Research from The Highland Group and Kalibri Labs indicates potential for more development >>
Extended stay room revenues in traditional hotels are 21% higher than in extended stay hotels, indicating considerable potential for additional extended stay hotel development, according to a new report from The Highland Group and Kalibri Labs, both hospitality consultancies.
For the 12-month period ending June 2023, guest-paid room revenue from customers staying seven consecutive nights or longer was $8.97 billion at traditional hotels compared with $7.39 billion at extended stay hotels. Corresponding room nights accommodated were 74.3 million and 72.2 million. Nationally, the share of extended stay demand in extended stay hotels is 53%. In traditional hotels, extended stay demand is 13%, but there are 10 times as many rooms compared with extended stay hotels.
Mark Skinner, partner at the Highland Group, said traditional hotels are still accommodating more extended stay demand than extended stay hotels, despite the latter’s substantial gains in market share over the last 25 years.

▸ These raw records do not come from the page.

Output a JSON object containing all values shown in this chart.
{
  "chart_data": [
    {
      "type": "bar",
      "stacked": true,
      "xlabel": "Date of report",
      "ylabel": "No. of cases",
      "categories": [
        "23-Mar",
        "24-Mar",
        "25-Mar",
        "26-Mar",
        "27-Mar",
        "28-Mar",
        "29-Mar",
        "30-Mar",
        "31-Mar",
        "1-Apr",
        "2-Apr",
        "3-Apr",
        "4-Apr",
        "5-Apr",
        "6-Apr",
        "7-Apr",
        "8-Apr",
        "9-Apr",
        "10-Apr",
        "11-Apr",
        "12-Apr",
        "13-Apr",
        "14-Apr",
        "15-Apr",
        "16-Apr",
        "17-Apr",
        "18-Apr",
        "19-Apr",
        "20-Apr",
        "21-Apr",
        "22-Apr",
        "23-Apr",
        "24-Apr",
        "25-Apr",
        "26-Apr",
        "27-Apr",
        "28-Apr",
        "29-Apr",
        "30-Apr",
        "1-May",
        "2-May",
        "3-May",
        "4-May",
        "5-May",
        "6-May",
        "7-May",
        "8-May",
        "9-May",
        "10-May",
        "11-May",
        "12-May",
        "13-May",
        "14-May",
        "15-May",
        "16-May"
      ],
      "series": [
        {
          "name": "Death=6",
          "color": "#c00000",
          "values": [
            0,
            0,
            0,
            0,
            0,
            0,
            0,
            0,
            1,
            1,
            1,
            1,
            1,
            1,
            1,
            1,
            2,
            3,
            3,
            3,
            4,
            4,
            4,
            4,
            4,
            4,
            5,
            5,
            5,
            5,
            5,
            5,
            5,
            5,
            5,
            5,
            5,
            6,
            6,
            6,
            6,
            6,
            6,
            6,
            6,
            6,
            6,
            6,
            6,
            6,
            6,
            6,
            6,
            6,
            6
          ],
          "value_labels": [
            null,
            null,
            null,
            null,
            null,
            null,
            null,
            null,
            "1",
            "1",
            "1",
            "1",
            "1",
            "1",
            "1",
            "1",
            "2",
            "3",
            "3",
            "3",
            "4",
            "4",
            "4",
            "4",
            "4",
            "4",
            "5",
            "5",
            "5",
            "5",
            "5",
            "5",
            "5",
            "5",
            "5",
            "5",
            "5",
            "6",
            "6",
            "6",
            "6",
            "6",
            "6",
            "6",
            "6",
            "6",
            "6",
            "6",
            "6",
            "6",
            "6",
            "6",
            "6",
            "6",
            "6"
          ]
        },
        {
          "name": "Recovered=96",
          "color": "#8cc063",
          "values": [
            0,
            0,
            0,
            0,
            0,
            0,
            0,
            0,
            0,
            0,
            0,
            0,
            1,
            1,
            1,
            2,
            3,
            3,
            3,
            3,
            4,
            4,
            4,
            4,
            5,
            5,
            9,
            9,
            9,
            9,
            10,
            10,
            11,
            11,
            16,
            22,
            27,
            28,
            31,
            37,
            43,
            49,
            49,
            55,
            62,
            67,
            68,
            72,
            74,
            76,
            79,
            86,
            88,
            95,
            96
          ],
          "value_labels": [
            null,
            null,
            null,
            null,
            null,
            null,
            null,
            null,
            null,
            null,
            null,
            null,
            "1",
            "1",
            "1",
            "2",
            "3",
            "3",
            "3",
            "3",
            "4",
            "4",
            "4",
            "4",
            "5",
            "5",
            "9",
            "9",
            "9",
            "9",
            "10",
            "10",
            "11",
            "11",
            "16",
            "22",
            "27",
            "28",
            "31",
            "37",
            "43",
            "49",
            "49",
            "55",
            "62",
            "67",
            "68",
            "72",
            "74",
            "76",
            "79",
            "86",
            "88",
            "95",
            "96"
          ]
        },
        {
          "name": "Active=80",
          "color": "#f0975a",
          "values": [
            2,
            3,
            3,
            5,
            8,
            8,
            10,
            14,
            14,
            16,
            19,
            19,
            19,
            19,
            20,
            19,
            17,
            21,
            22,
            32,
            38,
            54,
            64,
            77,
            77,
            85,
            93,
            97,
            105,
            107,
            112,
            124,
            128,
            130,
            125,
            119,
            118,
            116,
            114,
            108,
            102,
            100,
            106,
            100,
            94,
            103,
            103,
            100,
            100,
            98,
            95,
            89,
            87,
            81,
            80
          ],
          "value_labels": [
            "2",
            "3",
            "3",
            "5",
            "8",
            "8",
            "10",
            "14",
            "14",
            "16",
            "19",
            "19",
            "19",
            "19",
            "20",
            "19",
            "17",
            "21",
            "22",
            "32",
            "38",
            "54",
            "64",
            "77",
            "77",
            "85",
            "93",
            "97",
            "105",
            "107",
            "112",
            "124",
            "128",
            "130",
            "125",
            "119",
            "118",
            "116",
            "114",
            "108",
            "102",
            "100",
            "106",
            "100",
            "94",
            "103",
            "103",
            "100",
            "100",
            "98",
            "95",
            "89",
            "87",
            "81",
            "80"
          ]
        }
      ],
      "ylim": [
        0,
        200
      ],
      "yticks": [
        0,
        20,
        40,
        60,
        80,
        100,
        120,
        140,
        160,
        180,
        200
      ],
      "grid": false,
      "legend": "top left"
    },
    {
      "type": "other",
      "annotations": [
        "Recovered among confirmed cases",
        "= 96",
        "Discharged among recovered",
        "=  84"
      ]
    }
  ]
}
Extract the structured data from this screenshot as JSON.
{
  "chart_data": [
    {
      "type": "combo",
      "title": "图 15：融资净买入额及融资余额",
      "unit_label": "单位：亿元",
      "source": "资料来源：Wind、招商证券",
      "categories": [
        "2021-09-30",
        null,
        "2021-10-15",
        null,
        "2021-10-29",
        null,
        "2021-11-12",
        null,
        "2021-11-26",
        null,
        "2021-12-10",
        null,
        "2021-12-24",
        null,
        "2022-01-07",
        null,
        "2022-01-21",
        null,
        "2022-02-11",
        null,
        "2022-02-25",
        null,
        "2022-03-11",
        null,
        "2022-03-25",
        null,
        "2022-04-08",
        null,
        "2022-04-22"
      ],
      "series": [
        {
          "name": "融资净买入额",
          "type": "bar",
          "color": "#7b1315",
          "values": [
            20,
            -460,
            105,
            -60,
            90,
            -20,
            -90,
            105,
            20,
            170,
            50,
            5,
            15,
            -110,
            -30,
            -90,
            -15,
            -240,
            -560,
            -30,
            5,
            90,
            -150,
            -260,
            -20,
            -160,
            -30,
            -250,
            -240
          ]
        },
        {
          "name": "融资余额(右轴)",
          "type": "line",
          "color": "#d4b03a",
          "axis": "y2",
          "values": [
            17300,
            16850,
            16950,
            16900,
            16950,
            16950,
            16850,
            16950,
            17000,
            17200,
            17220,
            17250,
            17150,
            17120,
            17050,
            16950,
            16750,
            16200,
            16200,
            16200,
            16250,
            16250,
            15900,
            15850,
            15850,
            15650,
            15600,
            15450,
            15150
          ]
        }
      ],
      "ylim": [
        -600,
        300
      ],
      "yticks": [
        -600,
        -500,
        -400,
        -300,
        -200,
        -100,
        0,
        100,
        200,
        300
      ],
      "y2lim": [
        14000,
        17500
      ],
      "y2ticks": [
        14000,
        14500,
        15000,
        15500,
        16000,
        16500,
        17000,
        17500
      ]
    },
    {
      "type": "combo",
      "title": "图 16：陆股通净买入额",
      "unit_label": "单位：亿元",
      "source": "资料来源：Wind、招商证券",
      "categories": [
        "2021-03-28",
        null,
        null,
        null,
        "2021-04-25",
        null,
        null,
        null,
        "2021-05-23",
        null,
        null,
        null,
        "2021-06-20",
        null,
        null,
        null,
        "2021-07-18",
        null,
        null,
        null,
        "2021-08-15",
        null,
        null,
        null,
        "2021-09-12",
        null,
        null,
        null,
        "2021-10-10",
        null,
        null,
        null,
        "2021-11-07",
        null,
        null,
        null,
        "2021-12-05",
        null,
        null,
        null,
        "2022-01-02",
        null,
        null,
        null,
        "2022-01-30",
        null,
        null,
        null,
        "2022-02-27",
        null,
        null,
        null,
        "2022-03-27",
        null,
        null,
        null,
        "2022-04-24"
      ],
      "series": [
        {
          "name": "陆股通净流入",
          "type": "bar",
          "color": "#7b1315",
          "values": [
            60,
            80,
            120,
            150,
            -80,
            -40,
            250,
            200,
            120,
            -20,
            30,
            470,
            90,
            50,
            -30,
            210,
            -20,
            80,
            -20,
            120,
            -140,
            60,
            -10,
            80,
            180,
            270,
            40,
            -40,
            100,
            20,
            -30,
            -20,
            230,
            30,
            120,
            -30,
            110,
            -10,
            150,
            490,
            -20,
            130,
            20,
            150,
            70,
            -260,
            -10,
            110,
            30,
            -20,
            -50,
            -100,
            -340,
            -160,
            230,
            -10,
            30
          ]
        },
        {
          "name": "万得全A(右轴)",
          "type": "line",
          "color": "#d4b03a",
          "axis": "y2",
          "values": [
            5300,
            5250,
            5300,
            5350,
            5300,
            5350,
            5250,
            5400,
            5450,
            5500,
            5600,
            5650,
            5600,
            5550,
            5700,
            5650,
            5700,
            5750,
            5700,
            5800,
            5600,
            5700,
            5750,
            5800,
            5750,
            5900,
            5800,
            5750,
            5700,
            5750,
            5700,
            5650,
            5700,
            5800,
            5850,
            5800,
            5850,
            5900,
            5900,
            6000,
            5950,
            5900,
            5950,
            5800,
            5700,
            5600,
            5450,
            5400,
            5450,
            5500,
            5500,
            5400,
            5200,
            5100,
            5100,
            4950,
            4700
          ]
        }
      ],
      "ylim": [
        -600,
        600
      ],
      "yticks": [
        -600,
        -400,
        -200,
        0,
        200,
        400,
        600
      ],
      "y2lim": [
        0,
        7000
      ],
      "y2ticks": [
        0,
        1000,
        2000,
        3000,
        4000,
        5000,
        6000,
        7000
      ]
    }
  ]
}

Mark Kren, director of real estate and investment reporting at Kalibri Labs, said that despite the growth in extended stay during the pandemic, “in the current lodging environment we expect continued expansion of this segment for the foreseeable future.”
Extended stay hotels in Washington DC reported the highest guest-paid room revenues from guests staying 7-29 nights in the 12-month period ending June 2023. During the same period, the highest guest- paid room revenues from stays of the same duration in non-extended-stay hotels was in the New York market, which has relatively few extended stay hotels for the size of the overall hotel market.
Atlanta reported the largest room night demand from guests staying 30 nights or longer in traditional hotels. The largest corresponding demand in extended stay hotels was in Dallas, which has among the largest supply of extended stay rooms of any market in the country.